Il giorno 20 ottobre 2011 in Sala Livatino a Via Arenula, il Ministro Nitto Palma ha ricevuto tutte le sigle sindacali del Ministero della Giustizia.
Cida-Undis è intervenuta per ultima – in persona del proprio rappresentante, Dario Quintavalle – dopo un’estenuante maratona oratoria delle sigle sindacali delle qualifiche funzionali. In modo conciso abbiamo posto alcune questioni alle quali abbiamo ricevuto risposte chiare e dirette.

In estrema sintesi:
• Abbiamo fatto presente al Ministro che la dirigenza della Giustizia è la peggio pagata dell’area I Ministeri, nonostante i pesanti carichi di lavoro, assolutamente non paragonabili a quelli dei dirigenti di altri Ministeri del comparto.
• Che negli ultimi tre anni nessuna delle questioni sul tappeto (contratto integrativo, valutazione, interpelli, pesatura delle posizioni etc.) è stata risolta, e non poteva essere altrimenti vista l’assenza pressoché totale di relazioni sindacali.
• Che la categoria dirigenziale del Dicastero si avvia all’estinzione, non essendo stato ancora terminato il concorso.
• Che il d.lgs. 240/2006 è rimasto sostanzialmente inattuato.

Abbiamo quindi chiesto al Ministro quale ruolo intende affidare ai dirigenti, viste le nulle prospettive di soddisfazioni economiche, professionali e di carriera. In particolare, gli abbiamo chiesto almeno due impegni ben precisi su questioni che Cida-Unadis ritiene di assoluta priorità e cioè di disporre:

• la riapertura urgente dei negoziati per il contratto integrativo.
• che per la copertura di posizioni dirigenziali di prima fascia siano considerate e valutate “senza pregiudiziali” anche le candidature dei dirigenti amministrativi.
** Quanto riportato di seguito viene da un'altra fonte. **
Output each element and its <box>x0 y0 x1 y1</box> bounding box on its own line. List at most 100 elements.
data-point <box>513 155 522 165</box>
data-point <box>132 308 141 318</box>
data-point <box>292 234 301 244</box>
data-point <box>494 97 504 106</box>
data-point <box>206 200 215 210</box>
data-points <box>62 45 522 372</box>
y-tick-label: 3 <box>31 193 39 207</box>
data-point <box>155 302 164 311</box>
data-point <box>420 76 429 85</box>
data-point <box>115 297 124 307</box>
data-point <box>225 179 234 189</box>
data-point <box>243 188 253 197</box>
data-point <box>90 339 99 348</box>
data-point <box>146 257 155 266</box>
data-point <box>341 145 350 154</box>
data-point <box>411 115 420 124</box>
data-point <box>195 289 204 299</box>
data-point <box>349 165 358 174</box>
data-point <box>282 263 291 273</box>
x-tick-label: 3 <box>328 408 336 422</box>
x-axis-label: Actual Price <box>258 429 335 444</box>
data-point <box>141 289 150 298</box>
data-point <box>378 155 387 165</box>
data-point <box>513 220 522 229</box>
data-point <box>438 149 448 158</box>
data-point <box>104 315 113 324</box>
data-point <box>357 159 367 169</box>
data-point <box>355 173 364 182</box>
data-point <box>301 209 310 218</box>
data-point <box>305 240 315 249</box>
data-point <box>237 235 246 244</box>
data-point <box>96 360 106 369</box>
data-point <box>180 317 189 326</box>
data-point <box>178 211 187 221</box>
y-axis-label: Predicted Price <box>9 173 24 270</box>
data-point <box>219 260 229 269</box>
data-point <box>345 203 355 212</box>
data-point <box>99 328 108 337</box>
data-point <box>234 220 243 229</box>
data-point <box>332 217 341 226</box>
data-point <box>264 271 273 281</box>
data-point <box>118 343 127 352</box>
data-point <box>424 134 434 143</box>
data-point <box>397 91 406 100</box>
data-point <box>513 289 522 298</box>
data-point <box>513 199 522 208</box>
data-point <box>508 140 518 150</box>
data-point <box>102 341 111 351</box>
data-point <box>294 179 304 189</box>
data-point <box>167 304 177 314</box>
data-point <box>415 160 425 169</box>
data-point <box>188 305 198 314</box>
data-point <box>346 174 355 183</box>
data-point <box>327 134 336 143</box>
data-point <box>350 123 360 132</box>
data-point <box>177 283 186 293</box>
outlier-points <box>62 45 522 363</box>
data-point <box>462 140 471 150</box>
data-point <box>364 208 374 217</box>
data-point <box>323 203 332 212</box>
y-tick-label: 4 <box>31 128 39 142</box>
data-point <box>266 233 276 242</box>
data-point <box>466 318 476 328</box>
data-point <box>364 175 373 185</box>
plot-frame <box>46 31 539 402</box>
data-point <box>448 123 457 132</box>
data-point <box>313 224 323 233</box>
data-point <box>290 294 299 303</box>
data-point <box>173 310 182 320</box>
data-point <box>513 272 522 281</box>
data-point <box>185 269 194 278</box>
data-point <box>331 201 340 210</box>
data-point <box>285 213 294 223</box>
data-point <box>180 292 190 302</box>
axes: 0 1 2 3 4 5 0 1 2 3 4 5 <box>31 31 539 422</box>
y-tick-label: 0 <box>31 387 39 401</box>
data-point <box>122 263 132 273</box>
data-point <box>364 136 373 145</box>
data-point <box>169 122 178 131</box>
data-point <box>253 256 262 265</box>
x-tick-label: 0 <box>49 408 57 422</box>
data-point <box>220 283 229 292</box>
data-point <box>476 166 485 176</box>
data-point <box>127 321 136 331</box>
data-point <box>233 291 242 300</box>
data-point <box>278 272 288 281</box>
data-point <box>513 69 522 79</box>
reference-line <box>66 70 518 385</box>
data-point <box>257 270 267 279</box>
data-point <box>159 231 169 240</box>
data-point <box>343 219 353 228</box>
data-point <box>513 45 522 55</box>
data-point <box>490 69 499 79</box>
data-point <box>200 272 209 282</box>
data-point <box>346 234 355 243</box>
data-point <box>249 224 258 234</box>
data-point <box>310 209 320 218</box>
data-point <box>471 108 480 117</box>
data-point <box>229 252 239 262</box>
Il Ministro ha risposto che:
• entro il 15 dicembre verranno ultimate le correzioni degli scritti del concorso a 40 posti da dirigente
• i criteri per gli interpelli di II fascia sono stati cambiati in dipendenza dell’intervenuta legge Brunetta, ma adesso si può ripartire;
• per i percorsi da direttivo a dirigente si sta valutando di percorrere la strada del corso concorso;
• intende far verificare la ‘attualità’ delle due circolari Castelli;
• “i posti di DG non sono terreno esclusivo dei magistrati” e, conseguentemente, sta valutando con il Capo di Gabinetto di “percorrere una strada interna per 1 o 2 uffici”. Su questo “non ci saranno atteggiamenti pregiudiziali”: non si deve credere che i magistrati saranno favoriti solo perché il ministro è un magistrato.

Infine, ci è stata illustrata la legge delega sulla riduzione delle sedi giudiziarie, di cui sono autori il dott. Birritteri e la dott.ssa Giannini.

Il dott. Birritteri, che si è intrattenuto con noi dopo che il ministro si è allontanato, ha chiesto la collaborazione dei sindacati per elaborare un progetto di riduzione delle sedi.

Crediamo che anche i dirigenti potrebbero presentare una loro proposta, eventualmente in vista di unificare alcune sedi dirigenziali, così da svincolare i dirigenti dai capi di giurisdizione e realizzare economie di scala.
Sul tema, è aperto il dibattito. I colleghi che desiderano fare proposte (eventualmente anche focalizzate su determinati distretti) sono invitati a farsi vivi. Crediamo che la partecipazione attiva dei dirigenti a questo progetto permetterebbe alla categoria di cavalcare un processo anziché subirlo.